Imagine this:
A young girl sits by her door on her
birthday; waiting for the girls from school to show up for her party.
Her father has cooked party snacks, her mother has helped her make fairy
bread, there is a pinata filled with lollies and chocolates hanging
from a tree in the backyard and the parcels have been wrapped for the
perfect game of pass the parcel.
All that is left is for the young girl to wait.
She waits and she waits; but no-one comes.
After she is tired of waiting she turns to her parents and asks.
'Mommy, Daddy, why did no-one come to my party?'
And
her parents grapple with the answer; is she old enough to know the
truth? How do you sugar coat the idea that so many in the community hate
you without reason? How do you tell a little girl that has never done
anything wrong in her life that the parents of her friends hate them
because of a group of extremists in a far off country just so happen to
share your religion?
How would you do it?
Tasneem
Chopra is a consultant, an activist, an author and a curator. She is
also a Muslim woman in a society that is anything but accepting of the
Muslim culture. During a recent talk given at the Bendigo Writers
Festival Tasneem gave insight into the life of a mother who knew that
her children were growing up in a society that didn't understand them.
But why don't society understand?
Many
of the human races subconscious behaviors are the result of tens of
thousands of years of survival instinct; knowing this it can be inferred
that racism is tracked back to the ancient times of tribal living.
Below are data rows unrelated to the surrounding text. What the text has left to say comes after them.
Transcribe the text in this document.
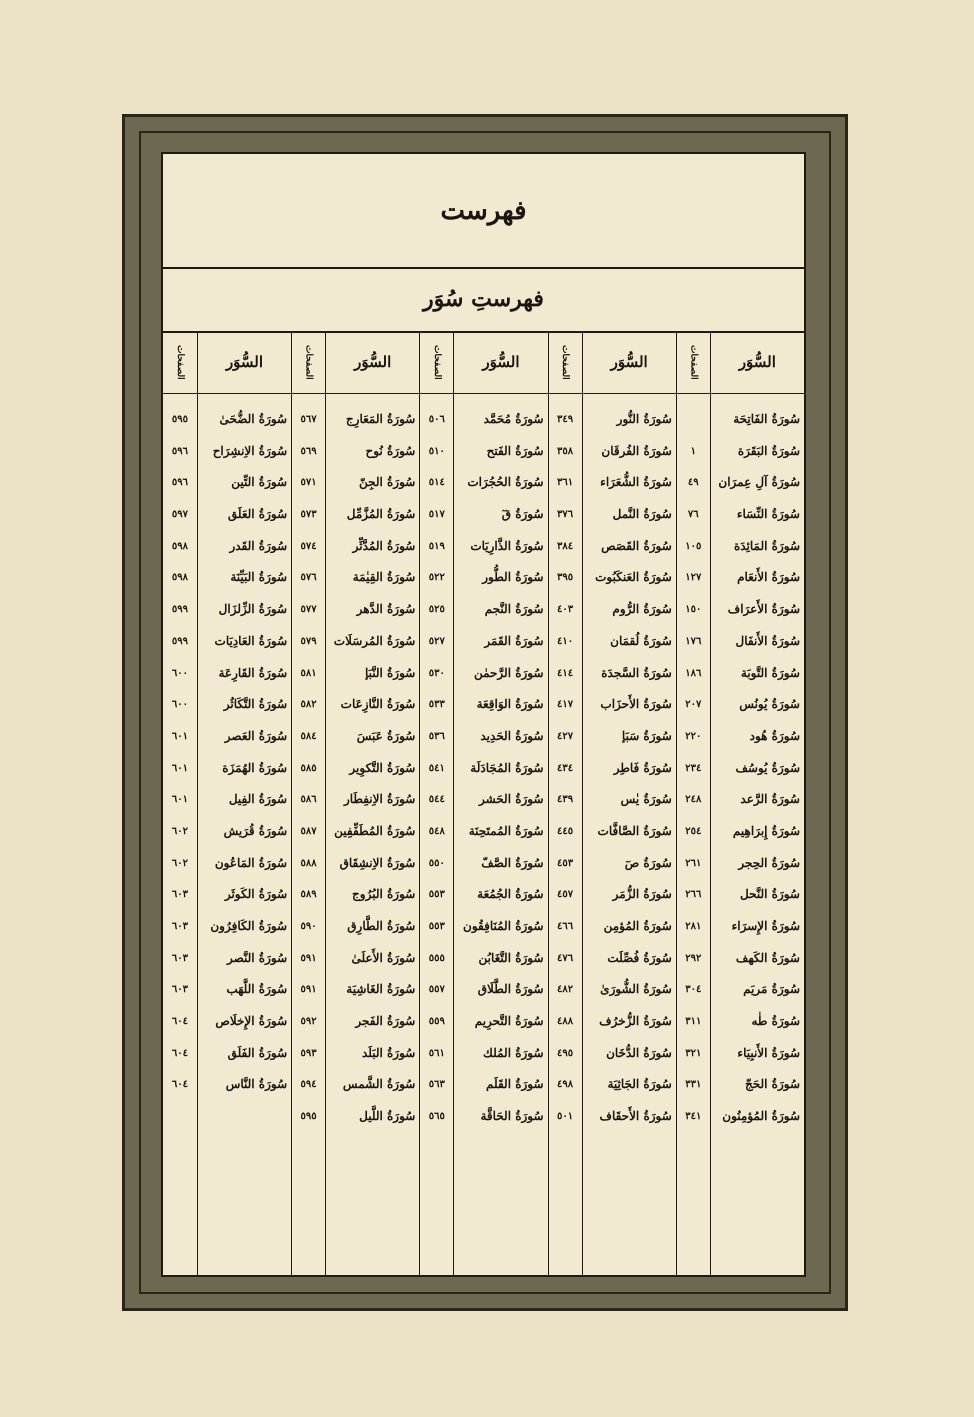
فهرست
فهرستِ سُوَر
السُّوَر
سُورَةُ الفَاتِحَة
سُورَةُ البَقَرَة
سُورَةُ آلِ عِمرَان
سُورَةُ النِّسَاء
سُورَةُ المَائِدَة
سُورَةُ الأَنعَام
سُورَةُ الأَعرَاف
سُورَةُ الأَنفَال
سُورَةُ التَّوبَة
سُورَةُ يُونُس
سُورَةُ هُود
سُورَةُ يُوسُف
سُورَةُ الرَّعد
سُورَةُ إِبرَاهِيم
سُورَةُ الحِجر
سُورَةُ النَّحل
سُورَةُ الإِسرَاء
سُورَةُ الكَهف
سُورَةُ مَريَم
سُورَةُ طٰه
سُورَةُ الأَنبِيَاء
سُورَةُ الحَجّ
سُورَةُ المُؤمِنُون
الصفحات
١
٤٩
٧٦
١٠٥
١٢٧
١٥٠
١٧٦
١٨٦
٢٠٧
٢٢٠
٢٣٤
٢٤٨
٢٥٤
٢٦١
٢٦٦
٢٨١
٢٩٢
٣٠٤
٣١١
٣٢١
٣٣١
٣٤١
السُّوَر
سُورَةُ النُّور
سُورَةُ الفُرقَان
سُورَةُ الشُّعَرَاء
سُورَةُ النَّمل
سُورَةُ القَصَص
سُورَةُ العَنكَبُوت
سُورَةُ الرُّوم
سُورَةُ لُقمَان
سُورَةُ السَّجدَة
سُورَةُ الأَحزَاب
سُورَةُ سَبَإ
سُورَةُ فَاطِر
سُورَةُ يٰس
سُورَةُ الصَّافَّات
سُورَةُ صٓ
سُورَةُ الزُّمَر
سُورَةُ المُؤمِن
سُورَةُ فُصِّلَت
سُورَةُ الشُّورَىٰ
سُورَةُ الزُّخرُف
سُورَةُ الدُّخَان
سُورَةُ الجَاثِيَة
سُورَةُ الأَحقَاف
الصفحات
٣٤٩
٣٥٨
٣٦١
٣٧٦
٣٨٤
٣٩٥
٤٠٣
٤١٠
٤١٤
٤١٧
٤٢٧
٤٣٤
٤٣٩
٤٤٥
٤٥٣
٤٥٧
٤٦٦
٤٧٦
٤٨٢
٤٨٨
٤٩٥
٤٩٨
٥٠١
السُّوَر
سُورَةُ مُحَمَّد
سُورَةُ الفَتح
سُورَةُ الحُجُرَات
سُورَةُ قٓ
سُورَةُ الذَّارِيَات
سُورَةُ الطُّور
سُورَةُ النَّجم
سُورَةُ القَمَر
سُورَةُ الرَّحمٰن
سُورَةُ الوَاقِعَة
سُورَةُ الحَدِيد
سُورَةُ المُجَادَلَة
سُورَةُ الحَشر
سُورَةُ المُمتَحِنَة
سُورَةُ الصَّفّ
سُورَةُ الجُمُعَة
سُورَةُ المُنَافِقُون
سُورَةُ التَّغَابُن
سُورَةُ الطَّلَاق
سُورَةُ التَّحرِيم
سُورَةُ المُلك
سُورَةُ القَلَم
سُورَةُ الحَاقَّة
الصفحات
٥٠٦
٥١٠
٥١٤
٥١٧
٥١٩
٥٢٢
٥٢٥
٥٢٧
٥٣٠
٥٣٣
٥٣٦
٥٤١
٥٤٤
٥٤٨
٥٥٠
٥٥٣
٥٥٣
٥٥٥
٥٥٧
٥٥٩
٥٦١
٥٦٣
٥٦٥
السُّوَر
سُورَةُ المَعَارِج
سُورَةُ نُوح
سُورَةُ الجِنّ
سُورَةُ المُزَّمِّل
سُورَةُ المُدَّثِّر
سُورَةُ القِيٰمَة
سُورَةُ الدَّهر
سُورَةُ المُرسَلَات
سُورَةُ النَّبَإ
سُورَةُ النَّازِعَات
سُورَةُ عَبَسَ
سُورَةُ التَّكوِير
سُورَةُ الاِنفِطَار
سُورَةُ المُطَفِّفِين
سُورَةُ الاِنشِقَاق
سُورَةُ البُرُوج
سُورَةُ الطَّارِق
سُورَةُ الأَعلَىٰ
سُورَةُ الغَاشِيَة
سُورَةُ الفَجر
سُورَةُ البَلَد
سُورَةُ الشَّمس
سُورَةُ اللَّيل
الصفحات
٥٦٧
٥٦٩
٥٧١
٥٧٣
٥٧٤
٥٧٦
٥٧٧
٥٧٩
٥٨١
٥٨٢
٥٨٤
٥٨٥
٥٨٦
٥٨٧
٥٨٨
٥٨٩
٥٩٠
٥٩١
٥٩١
٥٩٢
٥٩٣
٥٩٤
٥٩٥
السُّوَر
سُورَةُ الضُّحَىٰ
سُورَةُ الاِنشِرَاح
سُورَةُ التِّين
سُورَةُ العَلَق
سُورَةُ القَدر
سُورَةُ البَيِّنَة
سُورَةُ الزِّلزَال
سُورَةُ العَادِيَات
سُورَةُ القَارِعَة
سُورَةُ التَّكَاثُر
سُورَةُ العَصر
سُورَةُ الهُمَزَة
سُورَةُ الفِيل
سُورَةُ قُرَيش
سُورَةُ المَاعُون
سُورَةُ الكَوثَر
سُورَةُ الكَافِرُون
سُورَةُ النَّصر
سُورَةُ اللَّهَب
سُورَةُ الإِخلَاص
سُورَةُ الفَلَق
سُورَةُ النَّاس
الصفحات
٥٩٥
٥٩٦
٥٩٦
٥٩٧
٥٩٨
٥٩٨
٥٩٩
٥٩٩
٦٠٠
٦٠٠
٦٠١
٦٠١
٦٠١
٦٠٢
٦٠٢
٦٠٣
٦٠٣
٦٠٣
٦٠٣
٦٠٤
٦٠٤
٦٠٤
In
these ancient times survival was far more difficult than it is now,
everything either wanted to kill you, steal your food or just straight
up eat you; in these ancient times the only way to survive was to assume
that if you saw something or someone that was not a part of your tribe
it would try to kill you if you approached it.
As the
human race progressed from the ancient times we began to see what is now
known as inside-outside group bias; explained simply as if someone from
your in-group does something that you do not agree with, it is not
indicative of anyone sans themselves, they are just a bad sheep. However
if someone from outside of your group commits the same act it is
indicative of their entire group.
Look at the following:
Group
A: believes in Anti-Catholicism, Neo-Fascism, Anti-immigration,
Anti-communism. Preaches homophobia and white supremacy and at it's peak
had between three and six million members.
Group B:
believes in Salafsim, Salafi jihadism and Wahhabism and at it's peak had
a (claimed) two-hundred and sixty thousand members (accurate estimates
believe the peak may have been ninety-thousand members).
Group A is the Ku Klux Klan and Group B is ISIS.
Let
this sink in; if you were to add three-hundred new members to ISIS per
current member there would still be less ISIS members than conservative
estimates of how many members the Ku Klux Klan once had.
Never
once has anyone claimed that the Ku Klux Klan are representative of all
Christians; why does anyone claim that ISIS is representative of all
Muslims?
In the internet age it is more
difficult to ignore information than it is to learn it; so instead of
blaming nature and biology for the mindless hate; get educated.
Whilst
it is easy to dehumanize those that are different from us; it is key to
remember that the Muslim lady sitting across from you on the train is
also a human being; they also have a family, friends, a life, they are
just like you or I; they just have a different faith.
Tasneem
Chopra is an avid scholar and an intellectual; if you ask her what she
wants most in the world however her answer is simple:
'I just want my kids to be able to get on a train and not have to fear for their safety.'
Isn't that all that any mother wants?